The day I visited him in the hospital, I could tell he knew it was the end. He told me and my younger brother how proud he was of us and how much he loved us. I kissed his broken and mended head goodbye, not knowing if I would be so fortunate to see him once more. He was fine though, and he came home a couple of weeks after. He complained about the pain, the confusion, and life in general. He was ready for the end.

While he was well again, he was not able to hardly move. To get out of the house that seemed to keep him stranded from the outside world, I took him on car rides. The long car rides were painful, but I was thankful for them. I knew his days were numbered, so the thoughts running through my head consisted of questions I would yearn to know after he was gone.
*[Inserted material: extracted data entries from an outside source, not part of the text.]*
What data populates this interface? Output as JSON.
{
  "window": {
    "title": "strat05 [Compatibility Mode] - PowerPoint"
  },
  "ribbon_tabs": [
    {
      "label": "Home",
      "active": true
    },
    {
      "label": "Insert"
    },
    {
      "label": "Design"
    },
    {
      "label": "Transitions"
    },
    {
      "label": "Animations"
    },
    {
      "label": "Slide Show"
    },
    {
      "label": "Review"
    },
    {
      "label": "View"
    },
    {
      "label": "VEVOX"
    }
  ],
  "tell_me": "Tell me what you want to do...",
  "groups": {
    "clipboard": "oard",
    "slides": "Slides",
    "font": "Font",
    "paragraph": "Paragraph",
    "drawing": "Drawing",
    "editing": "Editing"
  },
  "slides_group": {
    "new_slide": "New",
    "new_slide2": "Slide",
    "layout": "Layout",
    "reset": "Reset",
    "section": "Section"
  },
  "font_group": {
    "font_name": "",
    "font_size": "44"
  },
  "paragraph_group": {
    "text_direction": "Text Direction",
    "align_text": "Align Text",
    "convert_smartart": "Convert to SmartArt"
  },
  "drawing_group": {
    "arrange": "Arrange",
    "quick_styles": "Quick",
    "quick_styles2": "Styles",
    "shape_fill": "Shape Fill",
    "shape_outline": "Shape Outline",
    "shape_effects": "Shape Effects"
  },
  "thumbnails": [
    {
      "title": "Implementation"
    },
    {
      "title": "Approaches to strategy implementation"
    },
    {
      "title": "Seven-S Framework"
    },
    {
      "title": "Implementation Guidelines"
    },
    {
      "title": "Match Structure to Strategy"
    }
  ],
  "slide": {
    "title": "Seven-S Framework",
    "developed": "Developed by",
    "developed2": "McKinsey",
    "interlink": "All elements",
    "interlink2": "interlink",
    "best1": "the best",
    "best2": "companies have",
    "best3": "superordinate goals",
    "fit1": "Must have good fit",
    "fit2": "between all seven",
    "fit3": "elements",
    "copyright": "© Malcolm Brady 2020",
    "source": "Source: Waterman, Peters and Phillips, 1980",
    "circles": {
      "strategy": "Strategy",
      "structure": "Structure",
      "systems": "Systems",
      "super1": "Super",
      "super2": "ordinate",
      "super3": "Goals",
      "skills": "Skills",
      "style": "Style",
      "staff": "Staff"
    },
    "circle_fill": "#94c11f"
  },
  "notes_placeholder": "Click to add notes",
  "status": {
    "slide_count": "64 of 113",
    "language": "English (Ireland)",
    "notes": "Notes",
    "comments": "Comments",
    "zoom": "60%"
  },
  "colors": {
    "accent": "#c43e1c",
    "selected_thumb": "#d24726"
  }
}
My mind, to my despair, was empty. He desperately longed for company and attention, but once again, with a newly divorced family, a part time job, volleyball, and school, free time was scarce. He felt the burden he placed on his wife, family, and friends as he became physically incapable of what he once could do, which but him further into his state of depression. He dreamed of the day he could fall asleep and come to find peace at mind and would never awake. He would finally be out of his pain and misery. To his relief, this day was approaching quickly.
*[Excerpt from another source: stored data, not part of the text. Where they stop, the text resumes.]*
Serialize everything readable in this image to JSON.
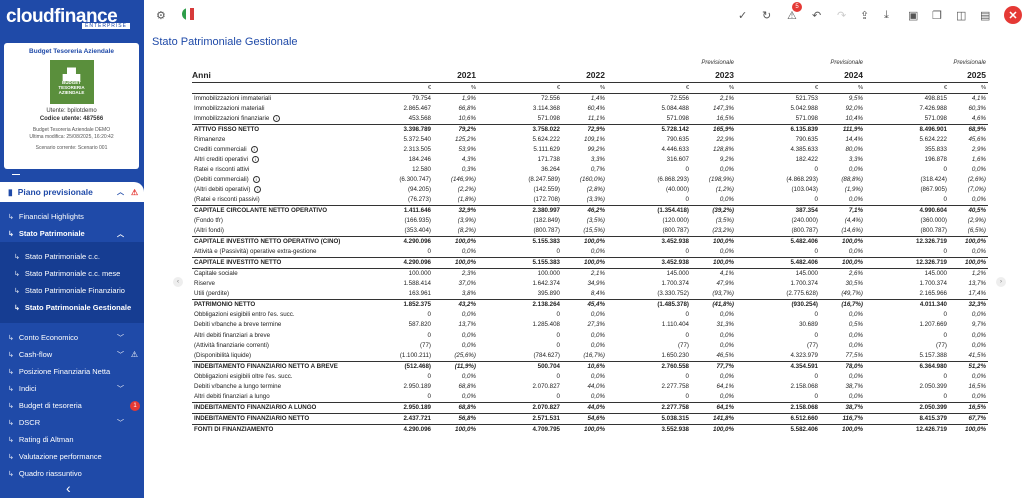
{
  "app": {
    "logo": "cloudfinance",
    "edition": "ENTERPRISE"
  },
  "user_card": {
    "title": "Budget Tesoreria Aziendale",
    "thumb_text": "BUDGET TESORERIA AZIENDALE",
    "user": "Utente: bpilotdemo",
    "code": "Codice utente: 487566",
    "project": "Budget Tesoreria Aziendale DEMO",
    "modified": "Ultima modifica: 25/08/2025, 16:20:42",
    "scenario": "Scenario corrente: Scenario 001"
  },
  "nav": {
    "top": "Piano previsionale",
    "items": [
      {
        "label": "Financial Highlights"
      },
      {
        "label": "Stato Patrimoniale"
      },
      {
        "label": "Stato Patrimoniale c.c."
      },
      {
        "label": "Stato Patrimoniale c.c. mese"
      },
      {
        "label": "Stato Patrimoniale Finanziario"
      },
      {
        "label": "Stato Patrimoniale Gestionale"
      },
      {
        "label": "Conto Economico"
      },
      {
        "label": "Cash-flow"
      },
      {
        "label": "Posizione Finanziaria Netta"
      },
      {
        "label": "Indici"
      },
      {
        "label": "Budget di tesoreria",
        "badge": "1"
      },
      {
        "label": "DSCR"
      },
      {
        "label": "Rating di Altman"
      },
      {
        "label": "Valutazione performance"
      },
      {
        "label": "Quadro riassuntivo"
      }
    ]
  },
  "toolbar": {
    "alert_count": "5"
  },
  "page_title": "Stato Patrimoniale Gestionale",
  "table": {
    "first_header": "Anni",
    "previsionale": "Previsionale",
    "years": [
      "2021",
      "2022",
      "2023",
      "2024",
      "2025"
    ],
    "unit_value": "€",
    "unit_pct": "%",
    "rows": [
      {
        "label": "Immobilizzazioni immateriali",
        "vals": [
          "79.754",
          "1,9%",
          "72.556",
          "1,4%",
          "72.556",
          "2,1%",
          "521.753",
          "9,5%",
          "498.815",
          "4,1%"
        ]
      },
      {
        "label": "Immobilizzazioni materiali",
        "vals": [
          "2.865.467",
          "66,8%",
          "3.114.368",
          "60,4%",
          "5.084.488",
          "147,3%",
          "5.042.988",
          "92,0%",
          "7.426.988",
          "60,3%"
        ]
      },
      {
        "label": "Immobilizzazioni finanziarie",
        "info": true,
        "vals": [
          "453.568",
          "10,6%",
          "571.098",
          "11,1%",
          "571.098",
          "16,5%",
          "571.098",
          "10,4%",
          "571.098",
          "4,6%"
        ]
      },
      {
        "label": "ATTIVO FISSO NETTO",
        "bold": true,
        "bt": true,
        "vals": [
          "3.398.789",
          "79,2%",
          "3.758.022",
          "72,9%",
          "5.728.142",
          "165,9%",
          "6.135.839",
          "111,9%",
          "8.496.901",
          "68,9%"
        ]
      },
      {
        "label": "Rimanenze",
        "vals": [
          "5.372.540",
          "125,2%",
          "5.624.222",
          "109,1%",
          "790.635",
          "22,9%",
          "790.635",
          "14,4%",
          "5.624.222",
          "45,6%"
        ]
      },
      {
        "label": "Crediti commerciali",
        "info": true,
        "vals": [
          "2.313.505",
          "53,9%",
          "5.111.629",
          "99,2%",
          "4.446.633",
          "128,8%",
          "4.385.633",
          "80,0%",
          "355.833",
          "2,9%"
        ]
      },
      {
        "label": "Altri crediti operativi",
        "info": true,
        "vals": [
          "184.246",
          "4,3%",
          "171.738",
          "3,3%",
          "316.607",
          "9,2%",
          "182.422",
          "3,3%",
          "196.878",
          "1,6%"
        ]
      },
      {
        "label": "Ratei e risconti attivi",
        "vals": [
          "12.580",
          "0,3%",
          "36.264",
          "0,7%",
          "0",
          "0,0%",
          "0",
          "0,0%",
          "0",
          "0,0%"
        ]
      },
      {
        "label": "(Debiti commerciali)",
        "info": true,
        "vals": [
          "(6.300.747)",
          "(146,9%)",
          "(8.247.589)",
          "(160,0%)",
          "(6.868.293)",
          "(198,9%)",
          "(4.868.293)",
          "(88,8%)",
          "(318.424)",
          "(2,6%)"
        ]
      },
      {
        "label": "(Altri debiti operativi)",
        "info": true,
        "vals": [
          "(94.205)",
          "(2,2%)",
          "(142.559)",
          "(2,8%)",
          "(40.000)",
          "(1,2%)",
          "(103.043)",
          "(1,9%)",
          "(867.905)",
          "(7,0%)"
        ]
      },
      {
        "label": "(Ratei e risconti passivi)",
        "vals": [
          "(76.273)",
          "(1,8%)",
          "(172.708)",
          "(3,3%)",
          "0",
          "0,0%",
          "0",
          "0,0%",
          "0",
          "0,0%"
        ]
      },
      {
        "label": "CAPITALE CIRCOLANTE NETTO OPERATIVO",
        "bold": true,
        "bt": true,
        "vals": [
          "1.411.646",
          "32,9%",
          "2.380.997",
          "46,2%",
          "(1.354.418)",
          "(39,2%)",
          "387.354",
          "7,1%",
          "4.990.604",
          "40,5%"
        ]
      },
      {
        "label": "(Fondo tfr)",
        "vals": [
          "(166.935)",
          "(3,9%)",
          "(182.849)",
          "(3,5%)",
          "(120.000)",
          "(3,5%)",
          "(240.000)",
          "(4,4%)",
          "(360.000)",
          "(2,9%)"
        ]
      },
      {
        "label": "(Altri fondi)",
        "vals": [
          "(353.404)",
          "(8,2%)",
          "(800.787)",
          "(15,5%)",
          "(800.787)",
          "(23,2%)",
          "(800.787)",
          "(14,6%)",
          "(800.787)",
          "(6,5%)"
        ]
      },
      {
        "label": "CAPITALE INVESTITO NETTO OPERATIVO (CINO)",
        "bold": true,
        "bt": true,
        "vals": [
          "4.290.096",
          "100,0%",
          "5.155.383",
          "100,0%",
          "3.452.938",
          "100,0%",
          "5.482.406",
          "100,0%",
          "12.326.719",
          "100,0%"
        ]
      },
      {
        "label": "Attività e (Passività) operative extra-gestione",
        "vals": [
          "0",
          "0,0%",
          "0",
          "0,0%",
          "0",
          "0,0%",
          "0",
          "0,0%",
          "0",
          "0,0%"
        ]
      },
      {
        "label": "CAPITALE INVESTITO NETTO",
        "bold": true,
        "bt": true,
        "vals": [
          "4.290.096",
          "100,0%",
          "5.155.383",
          "100,0%",
          "3.452.938",
          "100,0%",
          "5.482.406",
          "100,0%",
          "12.326.719",
          "100,0%"
        ]
      },
      {
        "label": "Capitale sociale",
        "bt": true,
        "vals": [
          "100.000",
          "2,3%",
          "100.000",
          "2,1%",
          "145.000",
          "4,1%",
          "145.000",
          "2,6%",
          "145.000",
          "1,2%"
        ]
      },
      {
        "label": "Riserve",
        "vals": [
          "1.588.414",
          "37,0%",
          "1.642.374",
          "34,9%",
          "1.700.374",
          "47,9%",
          "1.700.374",
          "30,5%",
          "1.700.374",
          "13,7%"
        ]
      },
      {
        "label": "Utili (perdite)",
        "vals": [
          "163.961",
          "3,8%",
          "395.890",
          "8,4%",
          "(3.330.752)",
          "(93,7%)",
          "(2.775.628)",
          "(49,7%)",
          "2.165.966",
          "17,4%"
        ]
      },
      {
        "label": "PATRIMONIO NETTO",
        "bold": true,
        "bt": true,
        "vals": [
          "1.852.375",
          "43,2%",
          "2.138.264",
          "45,4%",
          "(1.485.378)",
          "(41,8%)",
          "(930.254)",
          "(16,7%)",
          "4.011.340",
          "32,3%"
        ]
      },
      {
        "label": "Obbligazioni esigibili entro l'es. succ.",
        "vals": [
          "0",
          "0,0%",
          "0",
          "0,0%",
          "0",
          "0,0%",
          "0",
          "0,0%",
          "0",
          "0,0%"
        ]
      },
      {
        "label": "Debiti v/banche a breve termine",
        "vals": [
          "587.820",
          "13,7%",
          "1.285.408",
          "27,3%",
          "1.110.404",
          "31,3%",
          "30.689",
          "0,5%",
          "1.207.669",
          "9,7%"
        ]
      },
      {
        "label": "Altri debiti finanziari a breve",
        "vals": [
          "0",
          "0,0%",
          "0",
          "0,0%",
          "0",
          "0,0%",
          "0",
          "0,0%",
          "0",
          "0,0%"
        ]
      },
      {
        "label": "(Attività finanziarie correnti)",
        "vals": [
          "(77)",
          "0,0%",
          "0",
          "0,0%",
          "(77)",
          "0,0%",
          "(77)",
          "0,0%",
          "(77)",
          "0,0%"
        ]
      },
      {
        "label": "(Disponibilità liquide)",
        "vals": [
          "(1.100.211)",
          "(25,6%)",
          "(784.627)",
          "(16,7%)",
          "1.650.230",
          "46,5%",
          "4.323.979",
          "77,5%",
          "5.157.388",
          "41,5%"
        ]
      },
      {
        "label": "INDEBITAMENTO FINANZIARIO NETTO A BREVE",
        "bold": true,
        "bt": true,
        "vals": [
          "(512.468)",
          "(11,9%)",
          "500.704",
          "10,6%",
          "2.760.558",
          "77,7%",
          "4.354.591",
          "78,0%",
          "6.364.980",
          "51,2%"
        ]
      },
      {
        "label": "Obbligazioni esigibili oltre l'es. succ.",
        "vals": [
          "0",
          "0,0%",
          "0",
          "0,0%",
          "0",
          "0,0%",
          "0",
          "0,0%",
          "0",
          "0,0%"
        ]
      },
      {
        "label": "Debiti v/banche a lungo termine",
        "vals": [
          "2.950.189",
          "68,8%",
          "2.070.827",
          "44,0%",
          "2.277.758",
          "64,1%",
          "2.158.068",
          "38,7%",
          "2.050.399",
          "16,5%"
        ]
      },
      {
        "label": "Altri debiti finanziari a lungo",
        "vals": [
          "0",
          "0,0%",
          "0",
          "0,0%",
          "0",
          "0,0%",
          "0",
          "0,0%",
          "0",
          "0,0%"
        ]
      },
      {
        "label": "INDEBITAMENTO FINANZIARIO A LUNGO",
        "bold": true,
        "bt": true,
        "vals": [
          "2.950.189",
          "68,8%",
          "2.070.827",
          "44,0%",
          "2.277.758",
          "64,1%",
          "2.158.068",
          "38,7%",
          "2.050.399",
          "16,5%"
        ]
      },
      {
        "label": "INDEBITAMENTO FINANZIARIO NETTO",
        "bold": true,
        "bt": true,
        "vals": [
          "2.437.721",
          "56,8%",
          "2.571.531",
          "54,6%",
          "5.038.315",
          "141,8%",
          "6.512.660",
          "116,7%",
          "8.415.379",
          "67,7%"
        ]
      },
      {
        "label": "FONTI DI FINANZIAMENTO",
        "bold": true,
        "bt": true,
        "vals": [
          "4.290.096",
          "100,0%",
          "4.709.795",
          "100,0%",
          "3.552.938",
          "100,0%",
          "5.582.406",
          "100,0%",
          "12.426.719",
          "100,0%"
        ]
      }
    ]
  }
}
We got the call. He had fallen, yet again, this time to be found in the driveway by the neighbor. Once again, the ambulance rushed him to the hospital. We then discovered his second subdural hematoma. The excess blood in his head was causing him to be unbalanced, which was causing the falls. I thought nothing of it, since it had already happened and turned out fine. The surgery went well, and we began looking for a hospice to put him into. It was beginning to be too difficult of a task for anyone to care for him.
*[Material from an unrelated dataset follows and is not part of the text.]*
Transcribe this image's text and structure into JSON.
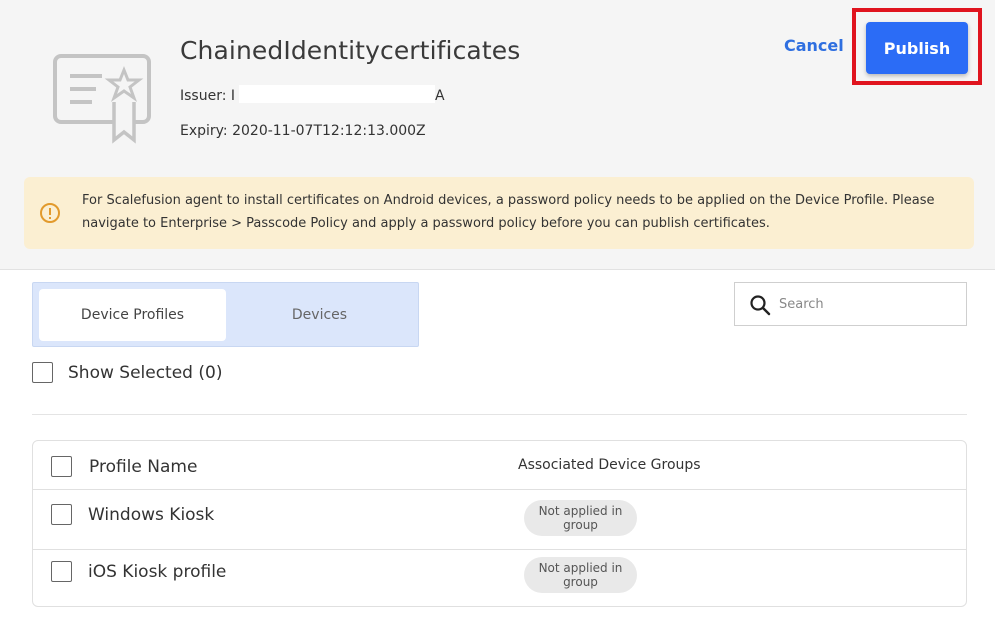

As time went on, more and more tests were performed, it came time for a CT scan. He had difficulty remaining still and he was put to sleep. He never woke up from this sleep. He made various movements, had a pulse and heartbeat, and was very much alive. He remained in the hospital for what seemed like months in this deep sleep. The last time, I would ever see him, I entered the ICU and saw him lying there in his bed. He lay there in pain; he moaned and grunted. The nurse adjusted one of his many tubes and the moans got louder and it pained me to listen. We tried talking to him but the only words I could get out were “Hey Papa”. My grandmother tried desperately to get him to wake up, shaking him and talking loudly. He did open his eyes once for a split second. You could see the happiness pour over my heartbroken grandmother’s face who had lost her little brother just weeks before. Yet he quickly closed his eyes once again and they remained shut. Reality came back to us and we left the hospital after awhile.

I never saw him again. The next thing I knew, I awoke to the long talk from my father, informing me my Papa had passed away and how to deal with this pain. It never became a reality until the funeral. My brother and I spoke, telling our memories of Papa, trying our best to hold back the tears. It was the most emotional part of the funeral.

If anything, the biggest change in life afte4r the passing of my Papa, it was my relationship with my grandma. We spent lots of time together. In my lifetime, I only saw her once cry. She never minded caring for him, and without him she was lonely and felt as though she was no longer needed in this world. Love from our family and friends was the only way to chase the pain away. His passing definitely brought our family together. No Thanksgiving or Christmas dinner would be the same without my Papa there to say the blessing and provide his humor to the political disagreements that had immediately sent me and my brother to boredom. I find peace with myself knowing that I have no regrets in anything that happened before he passed on, and knowing how proud and pleased he is with me for all of my decisions and individuality.